1991 saw inflation slowing down due to the collapse in the buying capacity of the people, mainly because salaries were not adjusted anymore to it. However, as if being pounded by a depression, hyperinflation, a Maoist terrorist group were not enough, a cholera epidemic ravaged the country. Vibrio cholerae thrived in the collapsed water and sewer systems. 322,000 people suffered from it during 1991. Amazingly, the death rate was less than 1% due to the many years of people’s preparation (through TV ads and government programs) to treat acute gastroenteritis at home, especially in children.
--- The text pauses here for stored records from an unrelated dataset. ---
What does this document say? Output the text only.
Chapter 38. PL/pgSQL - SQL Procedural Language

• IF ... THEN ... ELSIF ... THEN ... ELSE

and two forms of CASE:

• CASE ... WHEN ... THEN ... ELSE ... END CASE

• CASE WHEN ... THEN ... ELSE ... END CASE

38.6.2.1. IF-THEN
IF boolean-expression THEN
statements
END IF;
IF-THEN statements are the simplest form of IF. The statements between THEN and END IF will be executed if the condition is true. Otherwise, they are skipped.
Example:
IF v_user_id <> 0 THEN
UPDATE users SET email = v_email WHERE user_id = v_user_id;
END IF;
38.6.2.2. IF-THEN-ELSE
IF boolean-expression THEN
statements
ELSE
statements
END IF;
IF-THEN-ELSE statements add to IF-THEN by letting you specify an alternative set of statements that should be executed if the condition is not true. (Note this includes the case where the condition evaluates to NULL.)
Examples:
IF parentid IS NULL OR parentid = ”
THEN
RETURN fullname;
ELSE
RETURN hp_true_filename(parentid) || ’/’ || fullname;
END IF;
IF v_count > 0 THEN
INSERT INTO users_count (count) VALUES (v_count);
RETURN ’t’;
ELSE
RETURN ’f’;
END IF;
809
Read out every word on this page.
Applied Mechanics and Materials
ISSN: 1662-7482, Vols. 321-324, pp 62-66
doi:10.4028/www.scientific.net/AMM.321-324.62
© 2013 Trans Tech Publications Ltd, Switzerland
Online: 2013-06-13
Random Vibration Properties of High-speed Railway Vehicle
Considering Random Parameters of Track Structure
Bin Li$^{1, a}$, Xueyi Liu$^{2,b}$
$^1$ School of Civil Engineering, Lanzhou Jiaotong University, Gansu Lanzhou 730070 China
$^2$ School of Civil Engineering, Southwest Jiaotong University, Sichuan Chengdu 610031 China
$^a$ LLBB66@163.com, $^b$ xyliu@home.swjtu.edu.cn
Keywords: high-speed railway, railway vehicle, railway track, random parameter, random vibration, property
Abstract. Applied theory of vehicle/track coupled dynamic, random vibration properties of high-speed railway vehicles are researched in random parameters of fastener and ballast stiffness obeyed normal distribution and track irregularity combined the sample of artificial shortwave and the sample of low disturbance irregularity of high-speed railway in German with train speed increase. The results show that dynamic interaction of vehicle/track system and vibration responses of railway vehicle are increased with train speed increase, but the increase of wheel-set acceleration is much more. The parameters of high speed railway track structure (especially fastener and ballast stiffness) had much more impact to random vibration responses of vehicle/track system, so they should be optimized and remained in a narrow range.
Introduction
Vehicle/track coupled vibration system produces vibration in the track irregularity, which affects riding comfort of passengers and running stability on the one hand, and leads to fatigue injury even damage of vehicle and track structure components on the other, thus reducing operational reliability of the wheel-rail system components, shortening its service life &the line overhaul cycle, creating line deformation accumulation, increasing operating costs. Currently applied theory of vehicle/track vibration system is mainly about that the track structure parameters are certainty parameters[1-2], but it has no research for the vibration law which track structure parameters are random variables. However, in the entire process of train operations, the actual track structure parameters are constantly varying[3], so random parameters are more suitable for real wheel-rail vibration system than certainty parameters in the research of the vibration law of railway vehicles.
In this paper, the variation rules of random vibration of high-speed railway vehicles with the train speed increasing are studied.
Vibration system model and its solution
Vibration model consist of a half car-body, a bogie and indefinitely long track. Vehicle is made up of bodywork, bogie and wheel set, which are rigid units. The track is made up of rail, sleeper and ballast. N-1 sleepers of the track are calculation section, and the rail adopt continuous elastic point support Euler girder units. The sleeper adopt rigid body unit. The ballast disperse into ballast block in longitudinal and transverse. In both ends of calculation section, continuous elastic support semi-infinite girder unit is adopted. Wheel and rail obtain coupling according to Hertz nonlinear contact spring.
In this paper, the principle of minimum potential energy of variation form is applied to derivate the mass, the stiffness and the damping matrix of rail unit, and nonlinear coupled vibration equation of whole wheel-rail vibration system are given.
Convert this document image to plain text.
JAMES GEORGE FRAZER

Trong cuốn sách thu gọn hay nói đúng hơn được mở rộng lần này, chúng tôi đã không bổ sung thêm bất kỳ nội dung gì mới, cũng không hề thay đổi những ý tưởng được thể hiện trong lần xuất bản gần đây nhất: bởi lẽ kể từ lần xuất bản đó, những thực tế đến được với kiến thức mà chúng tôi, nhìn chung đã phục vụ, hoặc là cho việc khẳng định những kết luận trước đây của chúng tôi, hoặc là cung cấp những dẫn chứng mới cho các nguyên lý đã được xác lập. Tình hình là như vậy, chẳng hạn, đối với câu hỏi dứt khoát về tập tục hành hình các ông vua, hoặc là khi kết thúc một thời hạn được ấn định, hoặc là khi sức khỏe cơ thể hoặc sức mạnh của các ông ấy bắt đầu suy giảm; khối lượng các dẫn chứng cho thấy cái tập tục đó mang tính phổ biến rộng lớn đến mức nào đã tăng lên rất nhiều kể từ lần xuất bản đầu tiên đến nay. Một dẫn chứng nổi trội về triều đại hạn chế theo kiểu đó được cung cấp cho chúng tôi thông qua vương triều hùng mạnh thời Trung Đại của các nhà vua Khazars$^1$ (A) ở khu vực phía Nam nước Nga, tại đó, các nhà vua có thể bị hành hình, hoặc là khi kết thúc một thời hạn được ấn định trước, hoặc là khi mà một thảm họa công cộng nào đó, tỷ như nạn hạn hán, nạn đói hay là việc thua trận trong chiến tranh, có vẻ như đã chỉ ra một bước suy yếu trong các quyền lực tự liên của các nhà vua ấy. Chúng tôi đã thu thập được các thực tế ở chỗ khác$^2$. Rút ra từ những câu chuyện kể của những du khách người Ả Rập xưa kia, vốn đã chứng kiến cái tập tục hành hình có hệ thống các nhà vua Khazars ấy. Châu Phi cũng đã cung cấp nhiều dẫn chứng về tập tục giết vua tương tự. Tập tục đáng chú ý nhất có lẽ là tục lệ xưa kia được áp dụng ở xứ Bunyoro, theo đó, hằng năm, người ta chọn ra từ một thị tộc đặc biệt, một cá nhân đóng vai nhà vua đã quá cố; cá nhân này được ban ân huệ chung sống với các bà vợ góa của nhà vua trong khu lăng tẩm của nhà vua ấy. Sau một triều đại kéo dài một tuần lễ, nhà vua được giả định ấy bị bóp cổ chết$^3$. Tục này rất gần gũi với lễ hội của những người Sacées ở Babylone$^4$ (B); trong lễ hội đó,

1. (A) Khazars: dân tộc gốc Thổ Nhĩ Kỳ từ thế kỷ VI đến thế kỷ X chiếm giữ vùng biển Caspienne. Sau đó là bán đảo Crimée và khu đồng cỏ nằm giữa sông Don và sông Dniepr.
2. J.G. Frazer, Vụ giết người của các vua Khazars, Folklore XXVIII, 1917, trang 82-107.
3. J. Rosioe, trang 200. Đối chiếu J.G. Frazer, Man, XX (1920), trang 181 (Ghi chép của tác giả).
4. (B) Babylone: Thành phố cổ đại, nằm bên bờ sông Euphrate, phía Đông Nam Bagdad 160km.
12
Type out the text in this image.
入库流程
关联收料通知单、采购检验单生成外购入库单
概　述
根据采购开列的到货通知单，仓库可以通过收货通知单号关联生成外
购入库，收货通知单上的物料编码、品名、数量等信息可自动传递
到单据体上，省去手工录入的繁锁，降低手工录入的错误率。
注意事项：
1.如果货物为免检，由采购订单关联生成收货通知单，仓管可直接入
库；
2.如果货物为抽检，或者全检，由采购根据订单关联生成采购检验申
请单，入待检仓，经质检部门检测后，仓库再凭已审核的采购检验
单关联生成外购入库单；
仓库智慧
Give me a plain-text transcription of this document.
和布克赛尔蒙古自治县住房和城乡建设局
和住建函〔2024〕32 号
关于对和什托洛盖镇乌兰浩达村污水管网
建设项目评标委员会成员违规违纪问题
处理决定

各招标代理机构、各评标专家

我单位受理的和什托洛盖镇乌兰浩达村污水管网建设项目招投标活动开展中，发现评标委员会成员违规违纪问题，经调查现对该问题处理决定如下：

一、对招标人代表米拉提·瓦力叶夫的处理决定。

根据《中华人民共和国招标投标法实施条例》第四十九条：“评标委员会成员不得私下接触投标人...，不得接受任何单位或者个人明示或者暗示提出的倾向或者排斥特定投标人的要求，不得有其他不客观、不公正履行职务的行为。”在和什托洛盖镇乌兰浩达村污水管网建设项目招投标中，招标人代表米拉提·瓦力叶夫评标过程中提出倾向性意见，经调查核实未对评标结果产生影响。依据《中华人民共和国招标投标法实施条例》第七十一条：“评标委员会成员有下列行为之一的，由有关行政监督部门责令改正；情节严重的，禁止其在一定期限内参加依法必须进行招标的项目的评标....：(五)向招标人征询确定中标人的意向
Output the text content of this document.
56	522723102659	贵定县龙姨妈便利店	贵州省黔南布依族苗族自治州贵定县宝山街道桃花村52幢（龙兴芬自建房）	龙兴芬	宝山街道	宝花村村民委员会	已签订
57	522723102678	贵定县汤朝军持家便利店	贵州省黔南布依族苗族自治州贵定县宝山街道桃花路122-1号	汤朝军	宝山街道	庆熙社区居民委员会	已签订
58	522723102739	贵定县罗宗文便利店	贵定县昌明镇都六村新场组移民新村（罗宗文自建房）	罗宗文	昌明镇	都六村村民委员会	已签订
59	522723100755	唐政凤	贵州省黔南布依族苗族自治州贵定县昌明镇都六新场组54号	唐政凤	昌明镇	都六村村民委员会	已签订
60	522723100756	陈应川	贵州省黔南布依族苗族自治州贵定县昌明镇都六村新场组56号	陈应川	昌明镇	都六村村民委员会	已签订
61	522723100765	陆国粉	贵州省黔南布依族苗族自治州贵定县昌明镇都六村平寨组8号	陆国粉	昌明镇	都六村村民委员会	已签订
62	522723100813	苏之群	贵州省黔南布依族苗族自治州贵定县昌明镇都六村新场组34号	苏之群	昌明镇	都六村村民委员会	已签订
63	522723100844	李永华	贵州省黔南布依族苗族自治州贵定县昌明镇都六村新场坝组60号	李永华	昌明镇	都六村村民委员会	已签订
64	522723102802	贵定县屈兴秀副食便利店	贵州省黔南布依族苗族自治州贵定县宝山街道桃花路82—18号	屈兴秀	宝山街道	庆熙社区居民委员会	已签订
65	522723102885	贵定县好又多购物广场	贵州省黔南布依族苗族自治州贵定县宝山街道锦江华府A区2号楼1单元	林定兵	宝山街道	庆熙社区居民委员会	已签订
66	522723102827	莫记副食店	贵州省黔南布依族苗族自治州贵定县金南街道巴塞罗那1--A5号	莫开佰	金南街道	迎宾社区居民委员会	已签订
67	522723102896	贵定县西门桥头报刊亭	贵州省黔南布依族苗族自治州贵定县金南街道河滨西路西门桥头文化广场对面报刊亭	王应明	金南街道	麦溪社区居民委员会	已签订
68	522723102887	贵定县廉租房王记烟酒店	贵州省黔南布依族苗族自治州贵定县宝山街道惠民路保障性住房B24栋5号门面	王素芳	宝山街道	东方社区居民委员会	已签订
The Shining Path continued its offensive, showing for the first time deadly car-bombs in Lima, the capital city. 1991 ended with an inflation rate of 139%, taking into account that the monthly inflation rate by the end of the year was close to 3%. The GDP grew 2.1% that year meaning that the country could have been emerging from the depression.

In 1992 the country appeared to be failing as a country. Car-bombing by the Shining Path was common in Lima, together with “armed strikes” which would not allow people in the poorer areas of the city go to work. It was common to drive by a blown up building and to walk by police stations barricaded with cement bags. Inflation had been contained, but recession reappeared. The GDP dropped again 0.4%

Between the end of 1987 and the end of 1992, the Peruvian GDP dropped 24.6 %, the inflation rate was over 2 million percent. The buying capacity of the average Peruvian dropped by more than 50%. Unemployment an underemployment were the rule. The Shining Path was finally controlled after the capture of its leader in September 1992. During those years, people got used to a lifestyle characterized by uncertainness. Finances, health, and life were not taken for granted and people learned to live like that. Above all, Peruvians did not lose their sense of family, their sense of friendship and their sense of humor, which anyone who knows Peruvians well would be able to describe.